La medida de fuerza había sido impulsada por un sector de choferes ante el atraso en el pago de los salarios correspondientes a enero. En una primera asamblea realizada este viernes por la tarde, afiliados analizaron paralizar los servicios de las líneas 2, 9, 101, 106 y 107 desde esa misma jornada y extender la protesta durante sábado, domingo y los feriados de lunes y martes.
Sin embargo, horas más tarde, tras un nuevo debate interno y consultas con la conducción gremial, la mayoría optó por mantener la circulación de las unidades para no afectar a los usuarios ni poner en riesgo las fuentes laborales.
Salarios atrasados y malestar
El conflicto se originó por diferencias en los porcentajes abonados de los haberes de enero. Según indicaron los conductores, la empresa aún no completó el pago total y ya se acumulan más de ocho días de demora, superando los plazos formales establecidos.
El miércoles 11 ya se había registrado una paralización total del servicio por 24 horas por el mismo reclamo. Luego de esa protesta, el sector estableció una tregua hasta este viernes a la espera de respuestas concretas.
Durante la asamblea en el predio de la empresa, los trabajadores advirtieron que la incertidumbre podría extenderse hasta el miércoles 18 de febrero, teniendo en cuenta los días no laborables del fin de semana largo.
Servicio garantizado
Antes del encuentro, la UTA convocó a los choferes que estaban de franco o en servicio a participar de las deliberaciones. Desde la conducción se pidió “escuchar todas las voces antes de tomar una decisión”.

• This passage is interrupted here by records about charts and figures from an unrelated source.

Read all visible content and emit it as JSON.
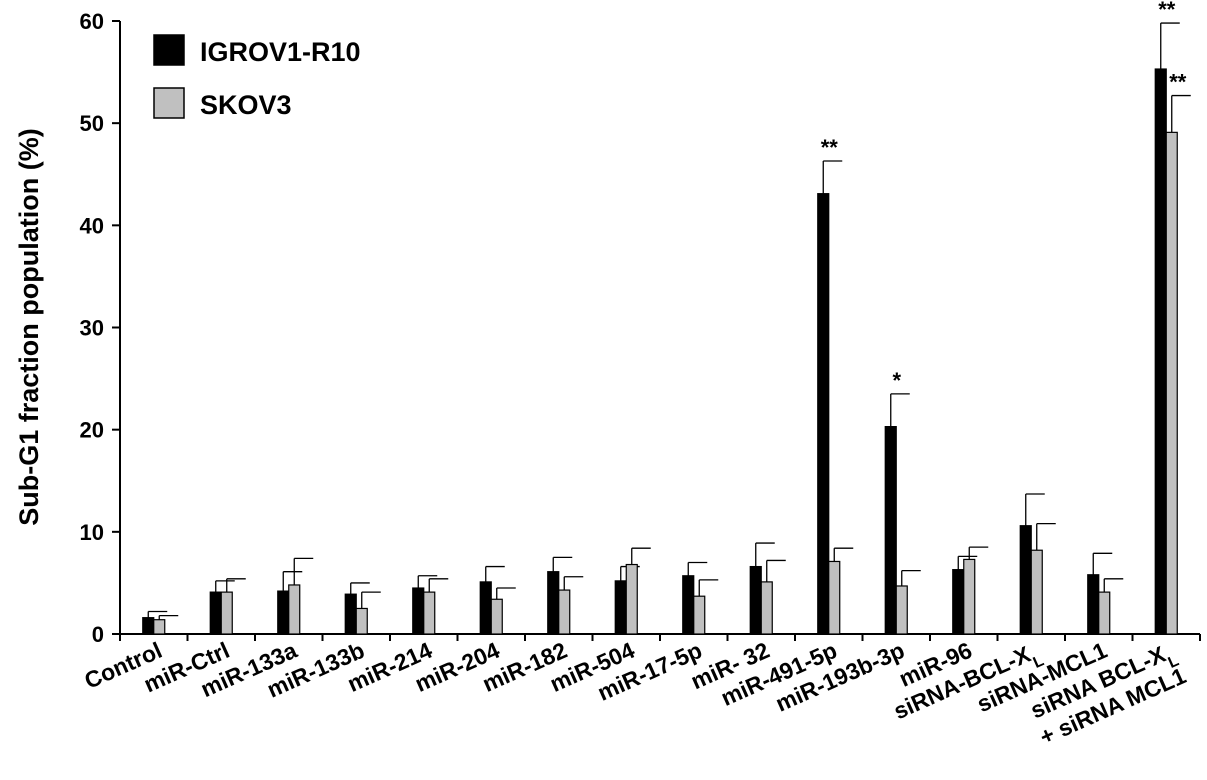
{
  "chart_data": {
    "type": "bar",
    "ylabel": "Sub-G1 fraction population (%)",
    "ylim": [
      0,
      60
    ],
    "yticks": [
      "0",
      "10",
      "20",
      "30",
      "40",
      "50",
      "60"
    ],
    "legend_position": "top-left",
    "categories": [
      "Control",
      "miR-Ctrl",
      "miR-133a",
      "miR-133b",
      "miR-214",
      "miR-204",
      "miR-182",
      "miR-504",
      "miR-17-5p",
      "miR- 32",
      "miR-491-5p",
      "miR-193b-3p",
      "miR-96",
      "siRNA-BCL-X",
      "siRNA-MCL1",
      "siRNA BCL-X"
    ],
    "category_subscripts": [
      "",
      "",
      "",
      "",
      "",
      "",
      "",
      "",
      "",
      "",
      "",
      "",
      "",
      "L",
      "",
      "L"
    ],
    "category_second_line": [
      "",
      "",
      "",
      "",
      "",
      "",
      "",
      "",
      "",
      "",
      "",
      "",
      "",
      "",
      "",
      "+ siRNA MCL1"
    ],
    "series": [
      {
        "name": "IGROV1-R10",
        "color": "#000000",
        "values": [
          1.6,
          4.1,
          4.2,
          3.9,
          4.5,
          5.1,
          6.1,
          5.2,
          5.7,
          6.6,
          43.1,
          20.3,
          6.3,
          10.6,
          5.8,
          55.3
        ],
        "errors": [
          0.6,
          1.1,
          1.9,
          1.1,
          1.2,
          1.5,
          1.4,
          1.4,
          1.3,
          2.3,
          3.2,
          3.2,
          1.3,
          3.1,
          2.1,
          4.5
        ],
        "significance": [
          "",
          "",
          "",
          "",
          "",
          "",
          "",
          "",
          "",
          "",
          "**",
          "*",
          "",
          "",
          "",
          "**"
        ]
      },
      {
        "name": "SKOV3",
        "color": "#c0c0c0",
        "values": [
          1.4,
          4.1,
          4.8,
          2.5,
          4.1,
          3.4,
          4.3,
          6.8,
          3.7,
          5.1,
          7.1,
          4.7,
          7.3,
          8.2,
          4.1,
          49.1
        ],
        "errors": [
          0.4,
          1.3,
          2.6,
          1.6,
          1.3,
          1.1,
          1.3,
          1.6,
          1.6,
          2.1,
          1.3,
          1.5,
          1.2,
          2.6,
          1.3,
          3.6
        ],
        "significance": [
          "",
          "",
          "",
          "",
          "",
          "",
          "",
          "",
          "",
          "",
          "",
          "",
          "",
          "",
          "",
          "**"
        ]
      }
    ]
  }
}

Finalmente, prevaleció la postura de continuar trabajando. De este modo, los colectivos circularán con normalidad en el Gran Resistencia, lo que garantiza la movilidad de miles de usuarios que dependen del transporte público durante los feriados.
No obstante, el reclamo salarial sigue abierto y no se descartan nuevas medidas si no hay una regularización en los pagos en los próximos días.